Abbiamo accennato brevemente all’incertezza scientifica che avvolge il mostro di Tully, che trae le origini dal dubbio su quale sia, in effetti, la sua collocazione nell’albero della vita. Sono stati tentati un po’ tutti gli approcci, a partire da quello più immediatamente soddisfacente che l’avrebbe visto come un precursore preistorico dell’ordine degli oloturoidei (i cetrioli di mare) per la sua evidente mancanza di ossa e presumibile capacità di nuotare libero a diverse profondità. Altri tentarono la via degli anellidi, tentando di definirlo uno stranissimo verme. Ma la realtà è che i tessuti scheletrici raramente si conservano in questa classe di fossili marini e quindi il consenso si è spostato, negli anni a partire dalla prima scoperta nel 1955 ad opera di Francis Tully, verso un ambito più affine a quello del concetto moderno di pesce, benché sia molto difficile tentare di essere più precisi. Lo stesso hobbista che ritrovò, quasi per caso, la prima immagine di questi esseri a vantaggio dell’umanità spezzando in due una delle concrezioni da lui raccolte nel lagerstätte di Mazon Creek, capì subito di trovarsi di fronte a qualcosa di veramente speciale.
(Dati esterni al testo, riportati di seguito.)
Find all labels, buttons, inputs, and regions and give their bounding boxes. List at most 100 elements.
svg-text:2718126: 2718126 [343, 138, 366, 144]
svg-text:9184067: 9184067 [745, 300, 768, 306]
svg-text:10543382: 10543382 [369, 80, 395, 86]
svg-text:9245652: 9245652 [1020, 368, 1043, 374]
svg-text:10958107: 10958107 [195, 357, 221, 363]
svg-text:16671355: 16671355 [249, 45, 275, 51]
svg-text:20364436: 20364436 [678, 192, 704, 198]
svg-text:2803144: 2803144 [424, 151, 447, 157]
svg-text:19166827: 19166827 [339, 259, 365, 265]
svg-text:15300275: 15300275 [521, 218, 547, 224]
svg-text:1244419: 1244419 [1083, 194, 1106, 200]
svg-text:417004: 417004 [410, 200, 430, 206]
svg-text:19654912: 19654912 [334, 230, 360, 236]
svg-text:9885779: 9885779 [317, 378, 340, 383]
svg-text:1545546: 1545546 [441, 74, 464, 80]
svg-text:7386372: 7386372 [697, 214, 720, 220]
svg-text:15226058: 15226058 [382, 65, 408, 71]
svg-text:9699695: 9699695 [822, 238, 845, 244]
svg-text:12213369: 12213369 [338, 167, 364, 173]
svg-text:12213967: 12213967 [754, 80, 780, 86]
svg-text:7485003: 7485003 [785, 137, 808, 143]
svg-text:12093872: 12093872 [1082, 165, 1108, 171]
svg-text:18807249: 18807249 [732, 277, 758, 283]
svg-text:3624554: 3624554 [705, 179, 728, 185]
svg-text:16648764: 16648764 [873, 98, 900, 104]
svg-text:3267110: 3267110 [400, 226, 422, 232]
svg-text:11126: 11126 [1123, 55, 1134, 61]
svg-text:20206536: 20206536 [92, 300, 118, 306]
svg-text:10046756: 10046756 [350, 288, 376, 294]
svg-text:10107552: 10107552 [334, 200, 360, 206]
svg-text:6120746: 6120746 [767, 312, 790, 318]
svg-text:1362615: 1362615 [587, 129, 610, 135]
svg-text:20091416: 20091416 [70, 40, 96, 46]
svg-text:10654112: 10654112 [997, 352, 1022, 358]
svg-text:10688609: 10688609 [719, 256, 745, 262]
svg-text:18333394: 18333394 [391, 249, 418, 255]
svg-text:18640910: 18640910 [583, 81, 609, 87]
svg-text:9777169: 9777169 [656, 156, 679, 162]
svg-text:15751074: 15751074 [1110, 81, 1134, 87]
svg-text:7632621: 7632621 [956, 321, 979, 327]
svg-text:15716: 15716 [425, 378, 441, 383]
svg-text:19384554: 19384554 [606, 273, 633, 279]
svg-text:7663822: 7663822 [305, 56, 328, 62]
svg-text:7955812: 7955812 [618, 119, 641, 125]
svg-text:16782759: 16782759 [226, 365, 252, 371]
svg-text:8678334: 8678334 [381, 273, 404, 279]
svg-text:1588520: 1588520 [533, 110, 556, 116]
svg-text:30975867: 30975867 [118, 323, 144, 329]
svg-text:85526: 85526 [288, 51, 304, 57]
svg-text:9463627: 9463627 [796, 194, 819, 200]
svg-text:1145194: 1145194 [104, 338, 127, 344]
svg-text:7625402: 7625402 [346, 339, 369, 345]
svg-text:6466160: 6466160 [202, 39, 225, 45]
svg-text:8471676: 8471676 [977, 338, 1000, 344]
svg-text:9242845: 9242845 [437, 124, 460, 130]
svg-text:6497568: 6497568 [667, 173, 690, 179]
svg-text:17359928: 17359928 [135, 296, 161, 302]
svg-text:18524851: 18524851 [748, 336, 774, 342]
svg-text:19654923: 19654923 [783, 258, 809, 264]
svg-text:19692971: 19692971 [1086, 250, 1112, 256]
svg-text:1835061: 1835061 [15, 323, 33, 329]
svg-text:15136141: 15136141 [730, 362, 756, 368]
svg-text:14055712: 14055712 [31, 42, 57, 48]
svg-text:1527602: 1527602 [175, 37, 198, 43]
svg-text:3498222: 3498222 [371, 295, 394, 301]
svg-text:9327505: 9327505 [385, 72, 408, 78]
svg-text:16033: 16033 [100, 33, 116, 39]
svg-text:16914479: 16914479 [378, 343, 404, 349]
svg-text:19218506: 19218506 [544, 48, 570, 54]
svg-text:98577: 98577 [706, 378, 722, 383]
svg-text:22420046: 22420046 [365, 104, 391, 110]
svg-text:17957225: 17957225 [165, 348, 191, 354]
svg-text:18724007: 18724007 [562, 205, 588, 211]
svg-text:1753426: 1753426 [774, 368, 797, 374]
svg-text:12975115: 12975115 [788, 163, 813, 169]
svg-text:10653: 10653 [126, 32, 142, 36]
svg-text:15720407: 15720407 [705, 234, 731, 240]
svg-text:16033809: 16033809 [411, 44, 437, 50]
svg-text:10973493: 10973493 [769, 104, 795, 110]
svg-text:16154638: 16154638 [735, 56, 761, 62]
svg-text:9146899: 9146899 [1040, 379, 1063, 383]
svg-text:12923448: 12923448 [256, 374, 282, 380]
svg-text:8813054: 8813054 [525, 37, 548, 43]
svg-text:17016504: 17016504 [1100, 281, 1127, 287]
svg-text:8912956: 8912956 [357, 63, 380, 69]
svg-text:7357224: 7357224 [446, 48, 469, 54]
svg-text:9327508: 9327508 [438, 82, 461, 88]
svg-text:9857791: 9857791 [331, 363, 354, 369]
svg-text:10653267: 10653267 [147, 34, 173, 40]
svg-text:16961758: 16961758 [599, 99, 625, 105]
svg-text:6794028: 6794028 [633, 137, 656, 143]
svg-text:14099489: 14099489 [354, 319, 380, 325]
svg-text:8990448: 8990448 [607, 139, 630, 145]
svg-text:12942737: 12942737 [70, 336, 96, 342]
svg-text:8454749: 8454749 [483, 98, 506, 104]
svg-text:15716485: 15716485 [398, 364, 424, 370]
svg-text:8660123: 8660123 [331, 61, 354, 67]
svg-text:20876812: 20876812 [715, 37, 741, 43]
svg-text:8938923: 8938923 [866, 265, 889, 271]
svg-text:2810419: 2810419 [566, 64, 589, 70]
Così egli decise, senza alcuna esitazione, di recarsi presso il museo di storia naturale di Field, a Chicago, dove l’esemplare non tardò a catturare l’attenzione di E.S. Richardson Jr, il curatore dei fossili invertebrati, che ne fece una descrizione formale a vantaggio del mondo scientifico di allora. In assenza di indizi validi sulla collocazione e la rete di parentele di questa particolare esistenza biologica, egli scelse di latinizzare semplicemente il nome dello scopritore ed unirlo con la parola monstrum, che tanto spesso allude a creature composite fatte con pezzi di altri animali. Tutt’altro che inappropriato, vero? La risonanza fu pressoché immediata, e mentre schiere di paleontologi accorrevano  presso Mazon Creek, la quantità di fossili più o meno completi inviati al museo continuarono ad aumentare. In un momento imprecisato del decennio successivo, fu persino deciso che il mostro dovesse diventare un simbolo dello stato dell’Illinois, diventando il “fossile ufficiale” nei suoi cataloghi di meraviglie da tramandare ai posteri, con forte orgoglio da parte degli abitanti. Nel frattempo, la disquisizione su cosa esattamente fosse questa creatura continuava, in un vortice di tesi e smentite, che non tardavano mai ad arrivare.
Finché lo scorso marzo del 2016, la svolta: innumerevoli giornali generalisti di tutto il mondo inseriscono un titolo, nella loro sezione scientifica, più o meno in linea con “Finalmente risolto il mistero del mostro di Tully!” (Non credo fossero in molti a sapere di che si trattava) grazie al nuovo studio di un gruppo di 16 scienziati dell’Università di Leicester, Yale ed altre, che avevano osservato a fondo le caratteristiche dell’alto numero di fossili in possesso del museo di Field, arrivando ad inserirli nell’ordine delle lamprede (Petromyzontiformes). In particolare, le caratteristiche più determinanti da loro riscontrate includevano la presenza di una notocorda, la proto-colonna vertebrale, precedentemente scambiata per un condotto digerente, e l’alta complessità degli occhi dell’animale, più simili a quelli dei pesci che a creature dal corpo molle come i molluschi. Il problema di studiare esseri a partire da indizi tanto vaghi, tuttavia, è che spesso persino le teorie fondate sulle più approfondite osservazioni finiscono per diventare affini ad un’opinione personale, facilmente discutibili sulla base del senso critico di altri scienziati. Così, nel 2017, è arrivata una potenziale smentita.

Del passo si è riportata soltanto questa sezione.